There is a long-standing controversy in the Church as to whether God is really Lord in relation to human conduct and saving faith or not. The situation is not what it seems to be. For it is not true that some Christians believe in sovereignty while others hold an opposite view. What is true is that all Christians believe in divine sovereignty, but some are not aware that they do, and mistakenly imagine and insist that they reject it. What causes this odd state of affairs? The root cause is the same as in most cases of error in the Church the intruding of rationalistic speculations, the passion of systematic consistency, a reluctance to recognize the existence of mystery and to let God be wiser than men, and a consequent subjecting of Scripture to the supposed demands of human logic. People see that the Bible teaches man's responsibility for his actions, they do not see  how this is consistent with the sovereign Lordship of God over those actions. They are not content to let the two truths live side by side, as they do in the Scriptures, but jump to the conclusion that, in order to uphold the biblical truth of human responsibility, they are bound to reject the equally biblical and equally true doctrine of divine sovereignty, and to explain away the great number of texts that teach it.
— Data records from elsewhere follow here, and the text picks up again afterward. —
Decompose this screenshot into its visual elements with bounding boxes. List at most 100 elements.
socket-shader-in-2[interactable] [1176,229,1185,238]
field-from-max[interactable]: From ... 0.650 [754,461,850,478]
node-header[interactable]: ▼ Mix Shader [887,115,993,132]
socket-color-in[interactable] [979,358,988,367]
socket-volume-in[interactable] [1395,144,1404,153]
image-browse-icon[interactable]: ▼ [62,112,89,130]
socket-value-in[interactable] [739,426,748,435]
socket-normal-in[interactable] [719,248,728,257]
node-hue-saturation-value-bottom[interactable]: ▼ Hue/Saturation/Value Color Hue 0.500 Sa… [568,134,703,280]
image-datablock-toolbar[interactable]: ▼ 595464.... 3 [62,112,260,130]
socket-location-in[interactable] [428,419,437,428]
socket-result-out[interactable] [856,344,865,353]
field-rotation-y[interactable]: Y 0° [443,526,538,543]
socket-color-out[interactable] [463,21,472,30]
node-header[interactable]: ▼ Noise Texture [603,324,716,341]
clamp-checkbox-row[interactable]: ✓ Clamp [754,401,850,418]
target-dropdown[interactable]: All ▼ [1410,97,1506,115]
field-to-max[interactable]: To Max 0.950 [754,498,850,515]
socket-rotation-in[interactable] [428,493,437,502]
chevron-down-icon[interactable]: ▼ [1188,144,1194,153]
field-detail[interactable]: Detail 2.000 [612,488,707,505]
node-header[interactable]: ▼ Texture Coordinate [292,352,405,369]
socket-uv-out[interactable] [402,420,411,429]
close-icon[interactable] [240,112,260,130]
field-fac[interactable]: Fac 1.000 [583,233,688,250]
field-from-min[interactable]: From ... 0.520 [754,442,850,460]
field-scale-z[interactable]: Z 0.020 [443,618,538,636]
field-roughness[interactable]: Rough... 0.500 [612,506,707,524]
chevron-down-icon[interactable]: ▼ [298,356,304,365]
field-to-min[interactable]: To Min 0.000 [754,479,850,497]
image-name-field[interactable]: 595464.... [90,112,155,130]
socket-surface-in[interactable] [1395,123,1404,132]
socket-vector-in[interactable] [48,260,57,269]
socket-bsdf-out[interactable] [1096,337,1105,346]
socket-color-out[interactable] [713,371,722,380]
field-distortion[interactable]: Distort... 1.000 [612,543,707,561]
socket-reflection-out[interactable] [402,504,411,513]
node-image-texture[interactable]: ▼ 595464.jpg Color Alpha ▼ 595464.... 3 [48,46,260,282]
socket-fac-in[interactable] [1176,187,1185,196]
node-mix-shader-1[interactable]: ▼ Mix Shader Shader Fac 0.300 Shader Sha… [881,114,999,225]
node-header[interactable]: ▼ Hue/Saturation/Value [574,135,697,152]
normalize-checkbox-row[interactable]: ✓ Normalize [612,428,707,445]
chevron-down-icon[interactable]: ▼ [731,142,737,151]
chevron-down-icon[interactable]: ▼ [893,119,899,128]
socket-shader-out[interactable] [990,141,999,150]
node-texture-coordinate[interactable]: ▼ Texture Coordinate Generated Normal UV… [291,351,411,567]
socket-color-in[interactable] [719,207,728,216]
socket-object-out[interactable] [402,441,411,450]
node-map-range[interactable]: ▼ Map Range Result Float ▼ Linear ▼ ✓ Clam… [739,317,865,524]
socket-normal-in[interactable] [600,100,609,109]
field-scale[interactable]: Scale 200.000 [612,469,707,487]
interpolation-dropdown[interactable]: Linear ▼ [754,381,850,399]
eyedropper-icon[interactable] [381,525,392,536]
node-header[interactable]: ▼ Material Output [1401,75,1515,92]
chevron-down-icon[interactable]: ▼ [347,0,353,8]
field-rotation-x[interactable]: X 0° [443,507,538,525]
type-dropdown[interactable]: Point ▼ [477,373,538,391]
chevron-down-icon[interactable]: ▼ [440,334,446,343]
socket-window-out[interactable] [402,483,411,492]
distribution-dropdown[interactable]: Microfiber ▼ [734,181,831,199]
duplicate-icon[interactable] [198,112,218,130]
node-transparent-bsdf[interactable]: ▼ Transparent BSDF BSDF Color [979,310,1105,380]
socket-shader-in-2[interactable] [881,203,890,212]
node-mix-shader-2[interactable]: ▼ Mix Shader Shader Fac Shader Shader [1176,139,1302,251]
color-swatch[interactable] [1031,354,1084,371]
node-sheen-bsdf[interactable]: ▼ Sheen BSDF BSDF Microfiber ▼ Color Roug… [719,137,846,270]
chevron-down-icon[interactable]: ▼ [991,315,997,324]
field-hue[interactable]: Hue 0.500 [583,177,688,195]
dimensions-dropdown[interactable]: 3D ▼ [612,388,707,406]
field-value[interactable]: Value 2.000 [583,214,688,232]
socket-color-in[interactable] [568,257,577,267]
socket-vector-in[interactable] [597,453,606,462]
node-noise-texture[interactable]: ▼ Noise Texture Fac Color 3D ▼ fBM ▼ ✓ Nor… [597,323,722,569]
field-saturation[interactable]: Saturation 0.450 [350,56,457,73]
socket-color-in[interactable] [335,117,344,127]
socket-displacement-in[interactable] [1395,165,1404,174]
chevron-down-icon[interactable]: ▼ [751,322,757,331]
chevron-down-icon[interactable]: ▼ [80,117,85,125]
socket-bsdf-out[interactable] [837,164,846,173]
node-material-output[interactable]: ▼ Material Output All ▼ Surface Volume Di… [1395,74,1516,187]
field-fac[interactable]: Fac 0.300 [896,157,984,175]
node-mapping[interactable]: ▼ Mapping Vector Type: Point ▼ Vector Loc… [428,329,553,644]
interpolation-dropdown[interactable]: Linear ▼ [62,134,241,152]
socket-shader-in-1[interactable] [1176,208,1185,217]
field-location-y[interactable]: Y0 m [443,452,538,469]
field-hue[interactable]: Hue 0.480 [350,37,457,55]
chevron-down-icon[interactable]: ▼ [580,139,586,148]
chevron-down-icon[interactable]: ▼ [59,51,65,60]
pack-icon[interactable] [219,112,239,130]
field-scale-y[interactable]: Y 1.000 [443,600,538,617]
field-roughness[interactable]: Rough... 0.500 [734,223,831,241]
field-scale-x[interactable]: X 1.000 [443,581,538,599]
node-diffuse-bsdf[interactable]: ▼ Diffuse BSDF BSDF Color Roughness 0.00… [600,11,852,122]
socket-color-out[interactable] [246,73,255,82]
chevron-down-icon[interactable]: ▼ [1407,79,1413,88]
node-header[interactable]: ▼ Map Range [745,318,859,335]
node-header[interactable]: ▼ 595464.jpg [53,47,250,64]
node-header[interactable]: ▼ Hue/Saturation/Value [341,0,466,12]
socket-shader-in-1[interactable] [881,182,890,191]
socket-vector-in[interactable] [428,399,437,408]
The desire to over-simplify the Bible by cutting out the mysteries is natural to our perverse minds, and it is not surprising that even good men should fall victim to it. The irony of the situation, however, is that when we ask how the two sides pray, it becomes apparent that those who profess to deny God's sovereignty really believe in it just as strongly as those who affirm it!

How then, do you pray? Do you ask God for your daily bread? Do you thank God for your conversion? Do you pray for the conversion of others> If the answer is "no", I can only say that I do not think you are yet born again! But if the answer is "yes", well, that proves that, whatever side you may have taken in debates on this question in the past, in your heart you believe in the sovereignty of God no less firmly than anyone else. On our feet we may have arguments about it, but on our knees we are all agreed.